10 Min. LesezeitZuletzt geprüft: 29.6.2026Kostenlos

Was sind die wichtigsten administrativen Vorbereitungen vor der Rückkehr in die Heimat?

Die Vorbereitung der Rückkehr in die Heimat ist nichts, was man erst in der letzten Woche erledigt. Im Folgenden haben wir die Unterlagen und Entscheidungspunkte zusammengestellt, die Sie rechtzeitig prüfen sollten.

Empfohlener Zeitplan:

Wann

Aufgabe

3 Monate vorher

Kündigung des Mietvertrags, Information des Arbeitgebers

2 Monate vorher

Einreichen der KVG-Kündigung, Antrag auf Auszahlung der 3. Säule

1 Monat vorher

Regelung des Bankkontos, Information der Steuerbehörde, Kündigung der Versorgungsrechnungen

1–2 Wochen vorher

Abmeldung (Abmeldung) aus dem Einwohnerregister

Nach der Ankunft (Ungarn)

Adressanmeldung, Reaktivierung der TAJ-Nummer, Rückmeldung bei OEP

Zusammenzustellende Unterlagen:


Wie läuft die Abmeldung in der Schweiz ab?

Die Abmeldung aus dem Schweizer Einwohnerregister (Abmeldung) ist einer der wichtigsten formellen Schritte bei der Rückkehr in die Heimat. Zuständig ist die lokale Einwohnerkontrolle oder die Gemeindekanzlei – die genaue Bezeichnung und das Verfahren unterscheiden sich je nach Kanton und in manchen Fällen sogar je nach Gemeinde.

Ablauf der Abmeldung:

  1. Sie müssen die geplante Abreise persönlich oder schriftlich melden (in einigen kantonalen Ämtern auch online).

  2. Die Aufenthaltsbewilligung (Ausländerausweis) muss vorgelegt werden; die Behörde zieht sie ein.

  3. Die Behörde stellt eine Abmeldebestätigung aus, die Sie gut aufbewahren sollten – sie kann für die Rückanmeldung in Ungarn und für allfällige Steuerfragen nötig sein.

Wann sollte man das erledigen? Frühestens 8 Tage vor dem tatsächlichen Umzug, spätestens jedoch am Tag der Abreise. Nach den Regeln mancher Kantone muss die Abmeldung innerhalb weniger Tage nach dem Wegzug erfolgen – prüfen Sie dies auf der Website der zuständigen Gemeinde.

Rückanmeldung in Ungarn: Für die Wohnsitzmeldung in Ungarn benötigen Sie beim Kormányablak einen gültigen Identitätsausweis und einen Nachweis über die ungarische Wohnadresse (z.
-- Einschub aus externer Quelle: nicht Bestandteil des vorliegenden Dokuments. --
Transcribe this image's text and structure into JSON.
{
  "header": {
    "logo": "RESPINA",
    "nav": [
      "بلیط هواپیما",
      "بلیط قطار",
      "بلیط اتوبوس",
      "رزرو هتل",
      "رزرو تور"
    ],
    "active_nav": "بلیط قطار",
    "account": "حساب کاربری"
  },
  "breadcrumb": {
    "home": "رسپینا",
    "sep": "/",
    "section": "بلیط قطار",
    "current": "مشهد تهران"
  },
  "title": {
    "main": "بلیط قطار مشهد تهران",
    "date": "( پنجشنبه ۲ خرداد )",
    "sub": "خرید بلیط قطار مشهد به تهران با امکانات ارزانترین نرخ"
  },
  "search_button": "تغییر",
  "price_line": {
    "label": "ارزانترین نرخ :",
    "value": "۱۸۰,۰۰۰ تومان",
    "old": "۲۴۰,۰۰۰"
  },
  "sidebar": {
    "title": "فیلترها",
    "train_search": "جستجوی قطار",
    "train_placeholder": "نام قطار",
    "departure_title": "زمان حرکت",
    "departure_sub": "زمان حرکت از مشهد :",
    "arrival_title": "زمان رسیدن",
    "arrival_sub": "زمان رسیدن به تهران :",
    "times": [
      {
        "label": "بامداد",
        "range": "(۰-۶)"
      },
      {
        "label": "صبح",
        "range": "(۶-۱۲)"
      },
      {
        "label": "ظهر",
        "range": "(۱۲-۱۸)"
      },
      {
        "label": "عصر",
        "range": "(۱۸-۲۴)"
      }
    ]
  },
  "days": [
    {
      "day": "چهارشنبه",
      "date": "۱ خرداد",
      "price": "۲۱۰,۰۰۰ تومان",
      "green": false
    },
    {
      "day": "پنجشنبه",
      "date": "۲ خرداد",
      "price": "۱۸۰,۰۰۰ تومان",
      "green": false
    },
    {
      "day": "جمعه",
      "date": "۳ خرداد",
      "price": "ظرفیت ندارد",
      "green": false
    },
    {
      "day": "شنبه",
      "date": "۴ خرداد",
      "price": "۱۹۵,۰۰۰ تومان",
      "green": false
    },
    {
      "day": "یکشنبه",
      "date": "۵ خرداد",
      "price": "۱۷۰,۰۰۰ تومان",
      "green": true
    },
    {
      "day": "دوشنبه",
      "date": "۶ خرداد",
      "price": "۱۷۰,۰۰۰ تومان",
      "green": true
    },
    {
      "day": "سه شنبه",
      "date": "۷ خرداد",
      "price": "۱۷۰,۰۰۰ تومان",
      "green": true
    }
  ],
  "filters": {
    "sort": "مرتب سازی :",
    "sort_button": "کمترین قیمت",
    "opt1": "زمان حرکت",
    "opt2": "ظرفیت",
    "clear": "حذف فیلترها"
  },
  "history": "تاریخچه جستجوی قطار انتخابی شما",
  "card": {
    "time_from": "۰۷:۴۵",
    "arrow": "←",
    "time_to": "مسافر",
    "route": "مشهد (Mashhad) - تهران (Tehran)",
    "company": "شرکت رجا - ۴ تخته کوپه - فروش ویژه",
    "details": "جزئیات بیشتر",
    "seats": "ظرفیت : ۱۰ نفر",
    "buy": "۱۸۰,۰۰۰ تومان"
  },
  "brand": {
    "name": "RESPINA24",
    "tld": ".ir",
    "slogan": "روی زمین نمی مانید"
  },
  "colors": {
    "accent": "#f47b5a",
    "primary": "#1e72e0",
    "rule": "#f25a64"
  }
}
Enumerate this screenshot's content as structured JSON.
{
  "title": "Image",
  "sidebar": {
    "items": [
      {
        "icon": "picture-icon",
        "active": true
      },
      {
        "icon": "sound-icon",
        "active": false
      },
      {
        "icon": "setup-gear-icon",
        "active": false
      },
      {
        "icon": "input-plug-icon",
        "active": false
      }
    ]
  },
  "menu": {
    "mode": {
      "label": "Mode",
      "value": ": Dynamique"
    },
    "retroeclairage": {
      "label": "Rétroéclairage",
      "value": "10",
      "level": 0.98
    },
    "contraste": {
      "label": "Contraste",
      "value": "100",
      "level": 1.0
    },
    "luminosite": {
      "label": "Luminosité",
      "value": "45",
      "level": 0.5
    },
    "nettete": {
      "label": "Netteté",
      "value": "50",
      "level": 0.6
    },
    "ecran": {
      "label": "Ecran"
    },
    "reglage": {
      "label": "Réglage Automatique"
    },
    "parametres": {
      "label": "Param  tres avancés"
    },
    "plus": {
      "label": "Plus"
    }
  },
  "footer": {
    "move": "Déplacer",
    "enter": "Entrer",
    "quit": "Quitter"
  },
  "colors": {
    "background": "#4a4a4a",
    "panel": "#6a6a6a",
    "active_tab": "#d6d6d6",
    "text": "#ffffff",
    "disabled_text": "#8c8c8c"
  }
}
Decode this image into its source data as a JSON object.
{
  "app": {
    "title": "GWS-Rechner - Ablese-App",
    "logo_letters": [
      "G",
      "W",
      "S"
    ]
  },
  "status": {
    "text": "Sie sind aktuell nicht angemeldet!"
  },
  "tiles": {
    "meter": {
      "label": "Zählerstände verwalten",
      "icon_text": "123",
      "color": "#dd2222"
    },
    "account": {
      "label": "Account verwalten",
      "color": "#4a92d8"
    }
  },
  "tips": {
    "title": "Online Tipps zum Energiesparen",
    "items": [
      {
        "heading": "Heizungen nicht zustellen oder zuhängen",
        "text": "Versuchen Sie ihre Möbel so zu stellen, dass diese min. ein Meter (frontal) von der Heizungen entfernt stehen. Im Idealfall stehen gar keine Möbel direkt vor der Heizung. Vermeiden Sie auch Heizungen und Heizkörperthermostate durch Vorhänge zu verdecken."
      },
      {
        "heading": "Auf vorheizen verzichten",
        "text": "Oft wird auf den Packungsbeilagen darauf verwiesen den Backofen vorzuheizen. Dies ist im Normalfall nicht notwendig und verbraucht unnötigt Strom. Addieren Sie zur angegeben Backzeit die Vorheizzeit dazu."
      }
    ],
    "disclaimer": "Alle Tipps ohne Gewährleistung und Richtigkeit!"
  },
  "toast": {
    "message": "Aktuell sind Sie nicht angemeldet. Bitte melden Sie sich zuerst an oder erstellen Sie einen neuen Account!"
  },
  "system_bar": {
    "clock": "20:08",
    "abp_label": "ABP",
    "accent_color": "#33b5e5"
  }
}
B. Grundbuchauszug, Mietvertrag, Erklärung des Wohnungsgebers). Die Abmeldebestätigung ist für das ungarische Verfahren nicht zwingend erforderlich, kann aber nützlich sein.


Wie kündigt man die Schweizer Krankenversicherung (KVG / LAMal)?

Die obligatorische Grundversicherung in der Schweiz (Grundversicherung / assurance de base) ist nach dem KVG (Krankenversicherungsgesetz) / LAMal (Loi fédérale sur l'assurance-maladie) für alle Einwohnerinnen und Einwohner der Schweiz obligatorisch. Die Versicherung endet mit dem Datum der Abmeldung – der Versicherer muss jedoch separat und schriftlich darüber informiert werden.

So läuft die Kündigung ab:

  1. Informieren Sie den Versicherer schriftlich (per Einschreiben oder über das Online-Portal des Versicherers, falls verfügbar) über das geplante Auszugsdatum und den Zeitpunkt der Abmeldung.

  2. Fügen Sie eine Kopie der Abmeldebestätigung bei oder teilen Sie mit, dass Sie sie nachreichen werden.

  3. Der Versicherer muss zu viel bezahlte Prämien ab dem Tag der Abmeldung anteilig zurückerstatten.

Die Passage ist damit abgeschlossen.